High-pressure shock compression of olivine: Dynamic pulverization and frictional melting

Abstract

In order to study seismo-mechanochemical processes, two kinds of shock compression experiments – the recovery and the in-situ VISAR (velocity interferometer system for any reflector) experiments – were performed, using a single crystal of forsteritic olivine and a single-stage powder propellant gun. The generated peak shock pressures were 31.1 GPa for both the recovery and the VISAR experiments. Many shear planes were generated in the olivine crystal. The VISAR experiment revealed detailed time profiles for the particle and shock wave velocities during the compression and yielded the Hugoniot elastic limit (HEL) of the olivine to be 7.44 GPa. We observed, in one recovered sample, a clear local melting occurring along a shear plane. The microstructural observations of the shear plane and its walls using a field-emission scanning electron microscopy (SEM) and an analytical transmission electron microscopy (ATEM) revealed that plastically-deformed olivine was pulverized into a few hundred-nanometer size particle assemblages within a few-micrometers narrow zone along the shear plane and, locally have partially melted.

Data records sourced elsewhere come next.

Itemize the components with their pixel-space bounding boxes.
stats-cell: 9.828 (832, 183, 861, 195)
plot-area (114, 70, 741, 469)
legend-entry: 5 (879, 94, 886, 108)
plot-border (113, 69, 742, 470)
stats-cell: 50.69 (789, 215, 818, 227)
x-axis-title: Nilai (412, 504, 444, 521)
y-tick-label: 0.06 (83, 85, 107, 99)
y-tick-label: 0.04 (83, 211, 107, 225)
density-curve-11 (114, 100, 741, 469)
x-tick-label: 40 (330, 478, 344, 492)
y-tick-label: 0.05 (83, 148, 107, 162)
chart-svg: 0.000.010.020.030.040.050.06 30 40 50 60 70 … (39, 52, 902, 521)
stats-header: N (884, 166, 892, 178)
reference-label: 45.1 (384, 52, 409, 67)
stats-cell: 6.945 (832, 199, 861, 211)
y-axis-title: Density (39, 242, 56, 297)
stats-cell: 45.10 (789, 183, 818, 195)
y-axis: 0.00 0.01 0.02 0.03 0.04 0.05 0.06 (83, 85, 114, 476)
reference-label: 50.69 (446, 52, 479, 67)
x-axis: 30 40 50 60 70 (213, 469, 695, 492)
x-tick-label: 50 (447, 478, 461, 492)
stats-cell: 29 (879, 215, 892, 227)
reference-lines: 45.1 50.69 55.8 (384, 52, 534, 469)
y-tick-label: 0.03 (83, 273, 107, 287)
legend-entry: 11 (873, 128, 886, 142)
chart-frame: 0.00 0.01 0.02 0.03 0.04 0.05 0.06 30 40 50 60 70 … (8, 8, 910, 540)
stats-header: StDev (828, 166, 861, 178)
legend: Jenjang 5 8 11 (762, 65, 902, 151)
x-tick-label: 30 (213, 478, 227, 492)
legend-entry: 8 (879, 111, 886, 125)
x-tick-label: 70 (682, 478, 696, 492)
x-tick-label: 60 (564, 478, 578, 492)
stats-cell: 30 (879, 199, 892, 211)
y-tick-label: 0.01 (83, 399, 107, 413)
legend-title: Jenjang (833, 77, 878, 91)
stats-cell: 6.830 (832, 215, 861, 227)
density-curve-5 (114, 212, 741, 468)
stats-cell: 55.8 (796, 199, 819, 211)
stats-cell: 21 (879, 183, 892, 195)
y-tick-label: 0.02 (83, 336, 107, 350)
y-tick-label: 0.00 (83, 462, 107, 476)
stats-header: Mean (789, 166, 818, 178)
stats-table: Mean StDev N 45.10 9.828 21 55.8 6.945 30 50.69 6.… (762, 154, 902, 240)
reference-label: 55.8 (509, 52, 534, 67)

Moreover, injection veins filled with olivine melt were found in the wall of the same shear plane. It was shown from the estimate of the critical resolved shear stress (CRSS) along the shear planes and the inferred slip velocity using the Hugoniot elastic limit (HEL) data that the power generated by the friction was large enough for melting to occur in the olivine. The whole process occurred in a time scale <0.6 microsecond. Pulverization (comminution) before melting is considered to be a common phenomenon in the formation of pseudotachylytes and in dynamically expanding seismic faults upon earthquakes.